We may read through the documents, but some of us do not think much about them before signing.
One of the mistakes we make is to allocate a 100% payout to our offspring without giving much thought as to what would happen to them should we die before they have matured enough to inherit what is due to them.
Consumer Line has received complaints from beneficiaries who cannot go to school because their inheritance is locked in a trust account until they turn 21 and so on.
Noluthando Sithole, 12, is a victim of such a case.
Her grandmother, Thoko, has enlisted Consumer Line's assistance on a matter before Absa, the administrator of Noluthando's trust account. She wants to know if Absa could consider paying her a monthly allowance for her grandchild's upkeep.
Noluthando's late mother, Nomonde, nominated her daughter as the sole beneficiary of her estate should she die.
Nomonde had a right to update her nomination form, but kept postponing until it was too late.
Thoko said her daughter told her she would update her forms and promised to allocate 30% of her estate to her mother's name, but that never happened.
Thoko, who is a pensioner, has to share her meagre government grant with her grandchild even though there is more than R150,000 kept in a trust for the child.
She says: "It is a good thing for parents to nominate their children as beneficiaries, but that is not in their best interest if they cannot access it until they have matured."
Thoko reveals that her granddaughter is an orphan.
"Her father was killed in a car accident in 2009. I am the only one left to take care of (her) with only R1,900 to live on," Thoko says.
She says Noluthando's transport cost adds up to R350.
"I also spend about R400 for her lunch monthly.

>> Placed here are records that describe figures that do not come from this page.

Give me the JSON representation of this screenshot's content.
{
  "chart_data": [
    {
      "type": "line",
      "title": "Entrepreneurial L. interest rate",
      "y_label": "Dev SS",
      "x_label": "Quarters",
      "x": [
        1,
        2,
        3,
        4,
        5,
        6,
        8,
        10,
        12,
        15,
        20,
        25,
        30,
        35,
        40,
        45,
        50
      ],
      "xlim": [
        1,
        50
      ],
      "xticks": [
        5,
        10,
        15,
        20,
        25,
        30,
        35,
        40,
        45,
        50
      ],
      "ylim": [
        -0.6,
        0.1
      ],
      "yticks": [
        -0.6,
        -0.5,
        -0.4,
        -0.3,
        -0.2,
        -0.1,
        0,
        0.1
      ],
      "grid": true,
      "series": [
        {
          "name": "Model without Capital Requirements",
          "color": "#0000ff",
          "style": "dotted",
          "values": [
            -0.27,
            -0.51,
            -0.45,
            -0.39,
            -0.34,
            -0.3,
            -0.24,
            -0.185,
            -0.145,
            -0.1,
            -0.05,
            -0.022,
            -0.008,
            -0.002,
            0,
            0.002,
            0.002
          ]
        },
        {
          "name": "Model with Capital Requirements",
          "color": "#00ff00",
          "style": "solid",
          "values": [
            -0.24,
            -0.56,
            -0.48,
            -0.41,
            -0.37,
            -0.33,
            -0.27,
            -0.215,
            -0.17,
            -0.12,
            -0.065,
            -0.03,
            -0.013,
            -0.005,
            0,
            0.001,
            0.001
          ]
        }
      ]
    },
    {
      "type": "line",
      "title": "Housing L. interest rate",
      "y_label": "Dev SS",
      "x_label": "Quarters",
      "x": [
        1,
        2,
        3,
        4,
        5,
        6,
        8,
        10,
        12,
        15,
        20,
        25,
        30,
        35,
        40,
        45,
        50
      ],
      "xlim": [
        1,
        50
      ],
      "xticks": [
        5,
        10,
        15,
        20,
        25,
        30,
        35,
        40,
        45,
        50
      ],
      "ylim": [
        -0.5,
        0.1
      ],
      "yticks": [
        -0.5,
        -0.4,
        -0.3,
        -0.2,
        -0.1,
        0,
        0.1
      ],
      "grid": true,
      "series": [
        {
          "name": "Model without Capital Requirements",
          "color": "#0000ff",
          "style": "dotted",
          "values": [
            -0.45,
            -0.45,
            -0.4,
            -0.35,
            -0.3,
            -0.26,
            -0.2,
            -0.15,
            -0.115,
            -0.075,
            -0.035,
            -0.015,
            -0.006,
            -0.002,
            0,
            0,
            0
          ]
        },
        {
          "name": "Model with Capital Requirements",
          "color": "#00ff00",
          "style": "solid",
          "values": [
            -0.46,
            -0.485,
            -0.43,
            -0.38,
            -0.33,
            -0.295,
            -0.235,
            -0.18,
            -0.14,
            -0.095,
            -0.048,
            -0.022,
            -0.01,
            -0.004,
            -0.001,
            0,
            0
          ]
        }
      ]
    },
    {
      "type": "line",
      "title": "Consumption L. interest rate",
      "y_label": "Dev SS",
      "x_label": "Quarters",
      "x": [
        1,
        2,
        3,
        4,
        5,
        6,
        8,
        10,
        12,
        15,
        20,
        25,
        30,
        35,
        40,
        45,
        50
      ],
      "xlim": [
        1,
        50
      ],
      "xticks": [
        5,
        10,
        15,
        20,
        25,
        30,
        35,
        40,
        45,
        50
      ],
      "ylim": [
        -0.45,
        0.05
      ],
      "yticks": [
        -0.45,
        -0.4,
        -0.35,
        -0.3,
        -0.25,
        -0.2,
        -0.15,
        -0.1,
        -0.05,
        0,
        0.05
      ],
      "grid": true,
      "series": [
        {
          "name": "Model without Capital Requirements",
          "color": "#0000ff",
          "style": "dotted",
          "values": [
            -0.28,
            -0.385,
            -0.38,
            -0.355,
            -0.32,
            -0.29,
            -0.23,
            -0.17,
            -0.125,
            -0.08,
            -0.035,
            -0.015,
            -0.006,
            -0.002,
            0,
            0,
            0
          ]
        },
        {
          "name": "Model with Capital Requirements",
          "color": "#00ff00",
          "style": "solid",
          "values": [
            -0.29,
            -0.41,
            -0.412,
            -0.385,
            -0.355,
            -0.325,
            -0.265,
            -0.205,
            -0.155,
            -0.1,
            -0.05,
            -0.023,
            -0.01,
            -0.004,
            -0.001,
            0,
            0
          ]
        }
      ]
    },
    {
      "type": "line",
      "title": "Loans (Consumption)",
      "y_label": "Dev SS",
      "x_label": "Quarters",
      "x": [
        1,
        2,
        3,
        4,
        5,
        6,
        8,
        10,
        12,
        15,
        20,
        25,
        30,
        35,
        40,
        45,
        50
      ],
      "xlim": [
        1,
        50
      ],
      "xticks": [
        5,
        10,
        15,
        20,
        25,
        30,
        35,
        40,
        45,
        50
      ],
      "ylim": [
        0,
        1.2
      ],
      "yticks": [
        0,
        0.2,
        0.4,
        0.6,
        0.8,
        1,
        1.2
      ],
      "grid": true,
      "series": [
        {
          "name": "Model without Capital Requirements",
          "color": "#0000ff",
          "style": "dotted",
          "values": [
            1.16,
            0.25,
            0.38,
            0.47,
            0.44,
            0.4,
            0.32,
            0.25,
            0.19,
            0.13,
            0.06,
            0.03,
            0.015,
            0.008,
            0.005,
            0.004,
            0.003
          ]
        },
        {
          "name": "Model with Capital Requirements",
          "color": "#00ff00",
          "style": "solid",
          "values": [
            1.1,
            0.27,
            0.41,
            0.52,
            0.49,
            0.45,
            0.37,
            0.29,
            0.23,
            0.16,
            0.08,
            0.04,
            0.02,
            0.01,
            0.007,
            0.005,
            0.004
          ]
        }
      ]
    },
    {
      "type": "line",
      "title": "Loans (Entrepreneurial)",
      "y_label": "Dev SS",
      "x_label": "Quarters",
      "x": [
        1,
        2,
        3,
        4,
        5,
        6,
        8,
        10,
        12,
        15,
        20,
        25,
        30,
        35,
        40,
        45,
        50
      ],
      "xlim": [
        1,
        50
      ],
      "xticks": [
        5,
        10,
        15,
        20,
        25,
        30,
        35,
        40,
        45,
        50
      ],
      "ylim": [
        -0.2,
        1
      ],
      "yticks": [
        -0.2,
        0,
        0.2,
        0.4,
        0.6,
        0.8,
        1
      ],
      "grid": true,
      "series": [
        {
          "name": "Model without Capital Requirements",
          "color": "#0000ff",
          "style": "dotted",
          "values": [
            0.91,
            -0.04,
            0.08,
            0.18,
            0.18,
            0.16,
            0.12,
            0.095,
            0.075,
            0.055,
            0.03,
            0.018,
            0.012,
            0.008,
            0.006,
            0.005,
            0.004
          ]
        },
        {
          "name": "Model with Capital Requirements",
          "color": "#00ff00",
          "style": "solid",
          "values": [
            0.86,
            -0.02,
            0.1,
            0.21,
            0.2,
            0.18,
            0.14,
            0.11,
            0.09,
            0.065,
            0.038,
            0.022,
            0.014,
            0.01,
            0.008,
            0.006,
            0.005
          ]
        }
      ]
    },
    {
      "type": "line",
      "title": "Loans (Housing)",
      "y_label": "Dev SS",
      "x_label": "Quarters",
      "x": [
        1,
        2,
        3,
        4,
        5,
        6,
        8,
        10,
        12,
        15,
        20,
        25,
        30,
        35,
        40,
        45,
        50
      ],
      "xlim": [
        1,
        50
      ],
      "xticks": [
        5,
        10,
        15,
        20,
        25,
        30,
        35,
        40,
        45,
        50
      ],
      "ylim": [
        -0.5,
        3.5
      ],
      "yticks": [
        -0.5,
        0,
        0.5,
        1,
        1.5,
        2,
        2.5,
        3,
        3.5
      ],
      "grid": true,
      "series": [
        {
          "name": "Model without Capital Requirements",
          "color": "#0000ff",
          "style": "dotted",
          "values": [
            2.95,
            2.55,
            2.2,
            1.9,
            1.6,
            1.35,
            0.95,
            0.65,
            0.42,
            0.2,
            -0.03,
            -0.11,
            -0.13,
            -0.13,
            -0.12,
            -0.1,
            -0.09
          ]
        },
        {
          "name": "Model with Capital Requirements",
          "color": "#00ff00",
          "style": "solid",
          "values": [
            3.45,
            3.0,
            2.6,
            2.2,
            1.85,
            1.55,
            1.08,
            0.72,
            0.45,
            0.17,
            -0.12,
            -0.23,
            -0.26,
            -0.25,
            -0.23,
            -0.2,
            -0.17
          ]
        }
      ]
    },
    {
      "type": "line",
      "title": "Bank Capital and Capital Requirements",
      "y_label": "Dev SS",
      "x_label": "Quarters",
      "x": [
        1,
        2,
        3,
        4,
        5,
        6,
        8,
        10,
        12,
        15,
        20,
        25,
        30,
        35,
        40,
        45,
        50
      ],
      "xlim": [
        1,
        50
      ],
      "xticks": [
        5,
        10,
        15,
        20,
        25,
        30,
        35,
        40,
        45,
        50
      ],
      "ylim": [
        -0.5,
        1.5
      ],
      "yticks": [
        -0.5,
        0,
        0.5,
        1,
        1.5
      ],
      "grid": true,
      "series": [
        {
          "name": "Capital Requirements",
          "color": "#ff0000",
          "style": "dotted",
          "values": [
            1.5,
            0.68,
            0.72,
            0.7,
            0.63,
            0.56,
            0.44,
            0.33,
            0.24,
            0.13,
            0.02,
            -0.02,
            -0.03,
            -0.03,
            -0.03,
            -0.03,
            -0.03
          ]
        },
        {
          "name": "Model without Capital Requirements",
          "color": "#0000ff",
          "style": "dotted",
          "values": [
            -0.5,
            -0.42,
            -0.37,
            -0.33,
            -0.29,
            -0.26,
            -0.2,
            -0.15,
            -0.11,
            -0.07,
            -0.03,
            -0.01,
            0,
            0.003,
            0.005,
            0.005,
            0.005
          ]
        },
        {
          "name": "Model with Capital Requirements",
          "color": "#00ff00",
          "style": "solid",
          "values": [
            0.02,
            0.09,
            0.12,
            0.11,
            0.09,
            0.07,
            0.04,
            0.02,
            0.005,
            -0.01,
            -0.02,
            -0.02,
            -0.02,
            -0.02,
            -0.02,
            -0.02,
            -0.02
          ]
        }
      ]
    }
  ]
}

That excludes her monthly food costs and other living expenses," Thoko says.
"Where will I be by the time she reaches high school or turns 21?"
Thoko says those are some of the pitfalls that arise out of parents not thinking about how their children's future will be affected when they select a beneficiary.
Consumer Line spoke to Alexander Forbes' Sheryl Naicker, who agreed to help Thoko.
Alexander Forbes administered Nomonde's provident fund before its proceeds were transferred to Absa, which now administers Noluthando's trust account.
Naicker said: "I have explained the working of the trust fund to her [Thoko] and she is welcome to bring her budget on behalf of the minor along, so that we can work out the best available option to assist her with the minor's general maintenance needs."
Naicker says they cannot help financially with everything Thoko wants, but will as far as possible "stand in for the deceased's part according to the value of capital and the duration of the fund".
She says Alexander Forbes does not decide on how the estate's benefits are to be split. That is determined by the death claims committee, which is made up of the trustees of the fund's employer, after a thorough investigation is done regarding all beneficiaries.
Naicker says when that process is done an instruction is then sent to Alexander Forbes on a signed resolution to action payment.
- The moral of this story is do not be like Nomonde. Always update your pension fund or beneficiary designation forms, especially after life-changing events such as divorce, marriage or childbirth.
If you do not, you might end up leaving your loved ones with huge financial responsibilities.
Remember that estate planning is a lifetime process.